2018 might be Amazon’s year to take a leading role in online advertising

Few people have a better overview of the tech economy than Sir Martin Sorrell, the co-founder and longtime CEO of the world’s largest advertising company, WPP.

With WPP’s over 200,000 employees and a $75 billion media book, Sir Martin has a uniquely privileged insight into the future of the online advertising industry. And he believes that 2018 might be the year that a third company joins what he calls the Facebook/Google “duopoly” in online advertising and search.

That company is, of course, Amazon which he describes, cutely, as an “up and comer” in online advertising. Along with being an commerce and web services leviathan, Sir Martin predicts, Bezos’ beast is about to become an advertising and search company.

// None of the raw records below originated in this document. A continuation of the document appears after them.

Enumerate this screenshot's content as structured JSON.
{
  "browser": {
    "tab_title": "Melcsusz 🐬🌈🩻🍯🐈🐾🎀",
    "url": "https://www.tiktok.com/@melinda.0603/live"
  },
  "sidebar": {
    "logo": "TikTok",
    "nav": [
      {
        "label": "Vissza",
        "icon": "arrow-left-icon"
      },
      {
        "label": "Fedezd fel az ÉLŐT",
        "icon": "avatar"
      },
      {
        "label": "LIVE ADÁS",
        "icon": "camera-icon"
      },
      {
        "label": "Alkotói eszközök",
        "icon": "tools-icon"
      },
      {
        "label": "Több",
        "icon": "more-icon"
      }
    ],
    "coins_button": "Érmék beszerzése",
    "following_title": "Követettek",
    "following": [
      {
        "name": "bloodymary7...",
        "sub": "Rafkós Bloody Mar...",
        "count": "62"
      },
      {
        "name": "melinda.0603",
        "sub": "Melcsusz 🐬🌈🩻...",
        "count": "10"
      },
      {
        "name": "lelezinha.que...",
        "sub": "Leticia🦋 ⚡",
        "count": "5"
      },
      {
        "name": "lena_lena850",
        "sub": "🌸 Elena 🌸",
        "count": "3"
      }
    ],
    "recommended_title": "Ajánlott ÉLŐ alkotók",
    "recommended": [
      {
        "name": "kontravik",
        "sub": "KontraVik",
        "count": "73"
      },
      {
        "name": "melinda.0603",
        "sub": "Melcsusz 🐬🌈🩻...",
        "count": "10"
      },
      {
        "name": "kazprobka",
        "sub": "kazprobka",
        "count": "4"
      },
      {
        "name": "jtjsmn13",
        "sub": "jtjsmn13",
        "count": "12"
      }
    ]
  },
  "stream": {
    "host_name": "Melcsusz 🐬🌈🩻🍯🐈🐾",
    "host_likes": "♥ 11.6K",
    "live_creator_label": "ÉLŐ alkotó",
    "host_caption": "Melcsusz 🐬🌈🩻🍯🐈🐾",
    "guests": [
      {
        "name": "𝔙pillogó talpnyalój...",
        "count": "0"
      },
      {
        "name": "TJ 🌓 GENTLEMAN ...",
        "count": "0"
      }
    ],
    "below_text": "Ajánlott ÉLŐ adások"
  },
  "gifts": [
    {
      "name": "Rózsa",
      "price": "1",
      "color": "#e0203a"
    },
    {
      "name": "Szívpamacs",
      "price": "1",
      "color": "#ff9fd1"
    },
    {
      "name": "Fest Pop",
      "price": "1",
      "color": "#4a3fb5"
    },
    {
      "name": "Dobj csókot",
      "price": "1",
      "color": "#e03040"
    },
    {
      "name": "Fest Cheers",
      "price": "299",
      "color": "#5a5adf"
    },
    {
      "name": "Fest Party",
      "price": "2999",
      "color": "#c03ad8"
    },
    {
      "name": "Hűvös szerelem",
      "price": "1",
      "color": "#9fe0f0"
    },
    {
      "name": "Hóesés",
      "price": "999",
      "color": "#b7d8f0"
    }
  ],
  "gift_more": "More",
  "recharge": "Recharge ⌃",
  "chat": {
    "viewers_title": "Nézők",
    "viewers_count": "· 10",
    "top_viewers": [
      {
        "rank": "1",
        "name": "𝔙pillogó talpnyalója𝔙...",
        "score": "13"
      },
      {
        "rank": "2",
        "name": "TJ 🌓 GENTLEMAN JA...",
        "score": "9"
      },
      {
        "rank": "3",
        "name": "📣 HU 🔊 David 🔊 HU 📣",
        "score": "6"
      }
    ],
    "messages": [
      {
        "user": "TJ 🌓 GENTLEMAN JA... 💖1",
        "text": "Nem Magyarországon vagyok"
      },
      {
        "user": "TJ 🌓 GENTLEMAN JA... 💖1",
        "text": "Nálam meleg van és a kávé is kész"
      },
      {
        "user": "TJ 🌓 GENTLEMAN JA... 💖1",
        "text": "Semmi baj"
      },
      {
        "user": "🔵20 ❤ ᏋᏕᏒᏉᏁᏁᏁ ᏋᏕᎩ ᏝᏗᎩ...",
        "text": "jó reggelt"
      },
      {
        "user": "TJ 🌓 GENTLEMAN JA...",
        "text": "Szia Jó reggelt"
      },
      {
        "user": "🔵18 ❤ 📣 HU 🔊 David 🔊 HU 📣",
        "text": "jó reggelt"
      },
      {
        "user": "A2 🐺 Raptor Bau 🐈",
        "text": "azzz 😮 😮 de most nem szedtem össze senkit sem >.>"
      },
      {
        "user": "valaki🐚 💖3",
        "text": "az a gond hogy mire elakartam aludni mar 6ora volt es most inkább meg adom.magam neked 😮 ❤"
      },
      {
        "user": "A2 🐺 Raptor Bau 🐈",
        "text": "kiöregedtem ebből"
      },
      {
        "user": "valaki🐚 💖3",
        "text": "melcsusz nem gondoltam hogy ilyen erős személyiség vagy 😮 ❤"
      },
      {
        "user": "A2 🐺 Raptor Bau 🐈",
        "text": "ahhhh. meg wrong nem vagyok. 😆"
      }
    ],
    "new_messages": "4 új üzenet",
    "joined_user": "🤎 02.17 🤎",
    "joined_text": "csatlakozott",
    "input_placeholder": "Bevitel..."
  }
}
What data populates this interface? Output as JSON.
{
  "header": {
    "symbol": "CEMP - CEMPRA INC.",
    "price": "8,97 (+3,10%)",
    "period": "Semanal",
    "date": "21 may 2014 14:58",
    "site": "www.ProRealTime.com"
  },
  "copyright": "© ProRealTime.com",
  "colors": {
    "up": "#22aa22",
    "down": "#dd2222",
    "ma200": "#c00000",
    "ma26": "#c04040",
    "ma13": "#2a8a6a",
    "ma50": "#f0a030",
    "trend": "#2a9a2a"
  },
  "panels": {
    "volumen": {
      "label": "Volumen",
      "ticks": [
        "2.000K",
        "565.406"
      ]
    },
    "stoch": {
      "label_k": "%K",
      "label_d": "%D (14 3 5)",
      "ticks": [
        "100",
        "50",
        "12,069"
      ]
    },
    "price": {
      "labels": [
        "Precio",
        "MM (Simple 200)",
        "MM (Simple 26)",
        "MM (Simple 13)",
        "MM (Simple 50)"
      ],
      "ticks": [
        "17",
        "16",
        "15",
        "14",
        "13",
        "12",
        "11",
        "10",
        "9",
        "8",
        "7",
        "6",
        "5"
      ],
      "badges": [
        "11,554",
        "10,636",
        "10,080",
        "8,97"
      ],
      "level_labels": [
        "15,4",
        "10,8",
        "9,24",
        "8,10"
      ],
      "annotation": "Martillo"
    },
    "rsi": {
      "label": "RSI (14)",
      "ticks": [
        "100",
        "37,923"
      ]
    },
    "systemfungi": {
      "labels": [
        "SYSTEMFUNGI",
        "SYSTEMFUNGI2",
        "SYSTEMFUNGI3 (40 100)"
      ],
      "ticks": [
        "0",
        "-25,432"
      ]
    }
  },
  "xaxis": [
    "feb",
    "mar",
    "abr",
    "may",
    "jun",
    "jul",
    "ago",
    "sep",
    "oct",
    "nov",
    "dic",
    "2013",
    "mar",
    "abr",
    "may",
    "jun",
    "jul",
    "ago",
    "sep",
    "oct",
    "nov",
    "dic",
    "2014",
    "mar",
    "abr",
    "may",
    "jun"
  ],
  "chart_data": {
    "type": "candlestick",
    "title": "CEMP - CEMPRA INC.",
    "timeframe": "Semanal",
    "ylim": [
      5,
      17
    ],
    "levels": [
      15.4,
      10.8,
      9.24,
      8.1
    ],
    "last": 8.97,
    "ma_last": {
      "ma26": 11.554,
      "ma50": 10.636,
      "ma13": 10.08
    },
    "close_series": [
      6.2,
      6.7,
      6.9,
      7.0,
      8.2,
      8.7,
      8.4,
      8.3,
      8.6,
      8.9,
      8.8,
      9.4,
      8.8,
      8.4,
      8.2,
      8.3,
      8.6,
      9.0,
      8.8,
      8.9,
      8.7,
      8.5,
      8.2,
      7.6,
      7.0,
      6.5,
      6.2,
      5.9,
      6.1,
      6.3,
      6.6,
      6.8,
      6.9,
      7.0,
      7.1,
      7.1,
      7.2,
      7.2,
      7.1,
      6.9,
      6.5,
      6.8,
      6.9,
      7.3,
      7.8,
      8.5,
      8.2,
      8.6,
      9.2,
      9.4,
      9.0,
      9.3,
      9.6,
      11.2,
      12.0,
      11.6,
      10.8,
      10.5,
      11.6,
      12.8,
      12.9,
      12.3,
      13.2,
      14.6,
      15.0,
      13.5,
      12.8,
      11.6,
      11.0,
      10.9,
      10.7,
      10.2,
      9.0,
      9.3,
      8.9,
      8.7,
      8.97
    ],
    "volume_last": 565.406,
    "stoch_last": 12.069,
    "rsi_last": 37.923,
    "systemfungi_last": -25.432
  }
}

Not that Sir Martin is writing off either Facebook or, particularly, Google. Indeed, he boldly suggests that Google might have a clear lead in autonomous cars. And he is optimistic about all the world’s seven dominant tech company (the Frightful Five plus Alibaba and Tencent) — who he collectively calls the “seven sisters”- in terms of their development of AI. But even here he’s particularly bullish on Amazon’s Alexa which, he believes, is winning in the voice-activation device war by “carpet-bombing” its rivals.

Over the years, Sir Martin has consistently argued that the big tech companies should have the same responsibilities and accountability as traditional media companies. So will 2018 be the year that the worm finally turns and the Frightful Five finally admit they really are media companies? Sir Martin thinks that this might have actually happened in 2017 — citing Facebook’s decision last year to employ 20,000 editors to monitor its videos.

And in 2018, he suggests, they will come to behave more and more like traditional media companies. With great power, he reminds us, comes great responsibility. And perhaps nobody should listen more carefully to this advice that Jeff Bezos, who Sir Martin describes as the “John  D. Rockefeller” of the 21st century.